A Visual Introduction to Scrum
- The scrum team usually contains anywhere from 5-10 people although scrum also offers convenient scalability. None of the traditional software engineering team roles are upheld with Scrum. Instead the team gets together and uniformly decides to commit to a task during each sprint session and then push forward to complete it together, thus building a rapport among the team members.
- The product owner is the key stakeholder or the key user in the project. He usually also represents other users and customers.
- The Scrum Master is responsible for ensuring that the product is being built the right way. He ensures that the team is being productive by assisting the team with implementing the Scrum process. He also helps remove any obstructions to progress during the sprint.

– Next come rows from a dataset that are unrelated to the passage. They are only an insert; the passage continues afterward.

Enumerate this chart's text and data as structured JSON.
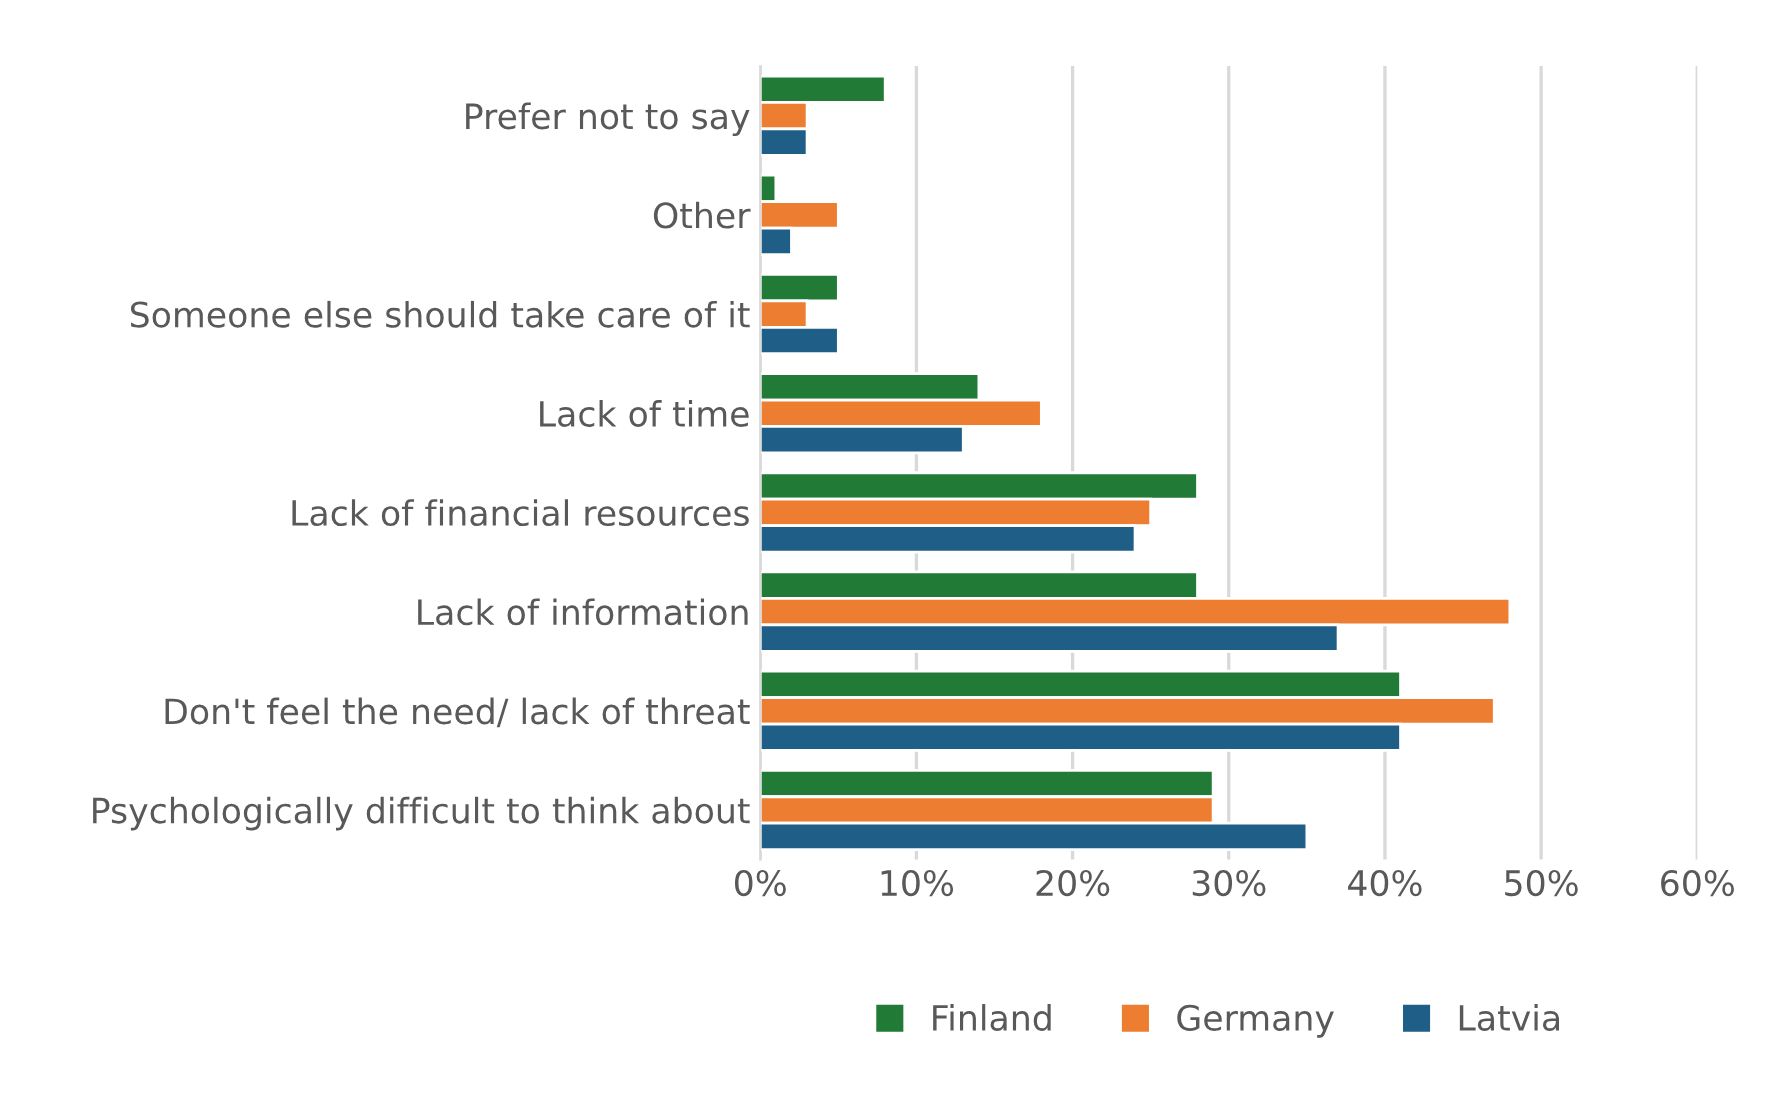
{
  "chart_data": {
    "type": "bar",
    "orientation": "horizontal",
    "categories": [
      "Prefer not to say",
      "Other",
      "Someone else should take care of it",
      "Lack of time",
      "Lack of financial resources",
      "Lack of information",
      "Don't feel the need/ lack of threat",
      "Psychologically difficult to think about"
    ],
    "series": [
      {
        "name": "Finland",
        "color": "#217a36",
        "values": [
          8,
          1,
          5,
          14,
          28,
          28,
          41,
          29
        ]
      },
      {
        "name": "Germany",
        "color": "#ed7d31",
        "values": [
          3,
          5,
          3,
          18,
          25,
          48,
          47,
          29
        ]
      },
      {
        "name": "Latvia",
        "color": "#1f5f87",
        "values": [
          3,
          2,
          5,
          13,
          24,
          37,
          41,
          35
        ]
      }
    ],
    "xlim": [
      0,
      60
    ],
    "xticks": [
      {
        "value": 0,
        "label": "0%"
      },
      {
        "value": 10,
        "label": "10%"
      },
      {
        "value": 20,
        "label": "20%"
      },
      {
        "value": 30,
        "label": "30%"
      },
      {
        "value": 40,
        "label": "40%"
      },
      {
        "value": 50,
        "label": "50%"
      },
      {
        "value": 60,
        "label": "60%"
      }
    ],
    "grid": "x",
    "legend": "bottom"
  }
}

- The first step that takes place at the beginning of each sprint is a sprint planning meeting where the product owner and the software development team discuss the highest priority items on the product backlog.
- They figure out how many items they can actually commit to completing during that sprint and create a sprint backlog which is essentially the list of tasks that are to be performed during the sprint along with an estimate for the amount of time each will require.

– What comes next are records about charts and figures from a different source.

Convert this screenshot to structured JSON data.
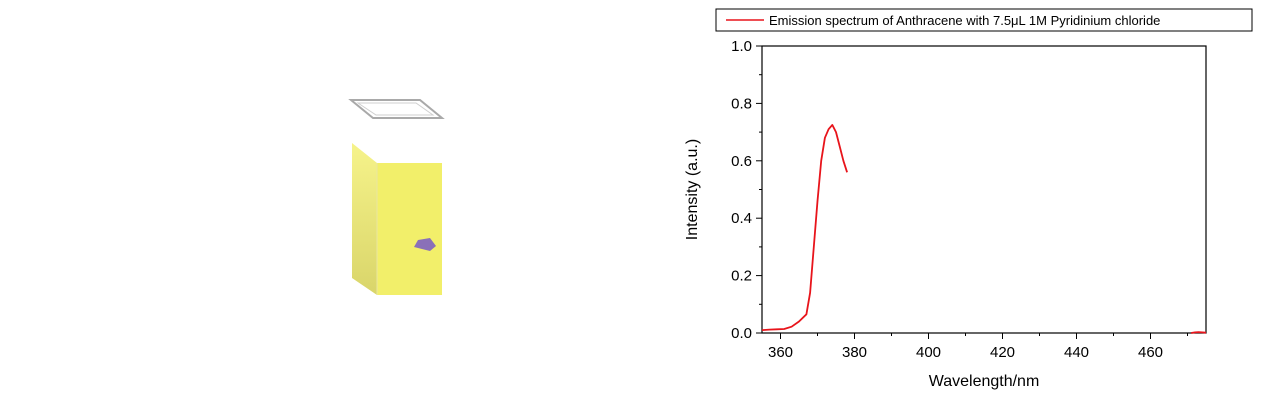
{
  "chart_data": {
    "type": "line",
    "title": "",
    "xlabel": "Wavelength/nm",
    "ylabel": "Intensity (a.u.)",
    "xlim": [
      355,
      475
    ],
    "ylim": [
      0.0,
      1.0
    ],
    "x_ticks": [
      360,
      380,
      400,
      420,
      440,
      460
    ],
    "y_ticks": [
      0.0,
      0.2,
      0.4,
      0.6,
      0.8,
      1.0
    ],
    "x_tick_labels": [
      "360",
      "380",
      "400",
      "420",
      "440",
      "460"
    ],
    "y_tick_labels": [
      "0.0",
      "0.2",
      "0.4",
      "0.6",
      "0.8",
      "1.0"
    ],
    "grid": false,
    "legend_position": "top",
    "series": [
      {
        "name": "Emission spectrum of Anthracene with 7.5μL 1M Pyridinium chloride",
        "color": "#e8141b",
        "x": [
          355,
          357,
          359,
          361,
          363,
          365,
          367,
          368,
          369,
          370,
          371,
          372,
          373,
          374,
          375,
          376,
          377,
          378
        ],
        "y": [
          0.01,
          0.012,
          0.013,
          0.014,
          0.022,
          0.04,
          0.065,
          0.14,
          0.3,
          0.46,
          0.6,
          0.68,
          0.71,
          0.725,
          0.7,
          0.65,
          0.6,
          0.56
        ]
      },
      {
        "name": "",
        "color": "#e8141b",
        "x": [
          471,
          472,
          473,
          474,
          475
        ],
        "y": [
          0.0,
          0.002,
          0.003,
          0.002,
          0.001
        ]
      }
    ]
  },
  "illustration": {
    "cuvette_color": "#f2ef6a",
    "sample_marker_color": "#8a70b8"
  }
}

- At the end of each sprint, the team is required to produce and demonstrate a potentially shippable product increment.
- During each sprint session, the team also attends daily scrum meetings of no more than 15 minutes to discuss their progress and any possible hindrances in the way of delivering working, high-quality software.
- At the end of each sprint, a sprint review is conducted where the team has to demonstrate the functionality that was added during the sprint. The idea is to obtain feedback from the product owner and other users whose feedback can be incorporated into the functionality. It may also mean adding more items to the scrum product backlog.
- Another activity called the sprint retrospective is performed as well at the end of each sprint in which the whole team including the Scrum Master and the Product Owner take part in order to reflect on the sprint that just ended and identify innovative ways to improve in the upcoming sprint.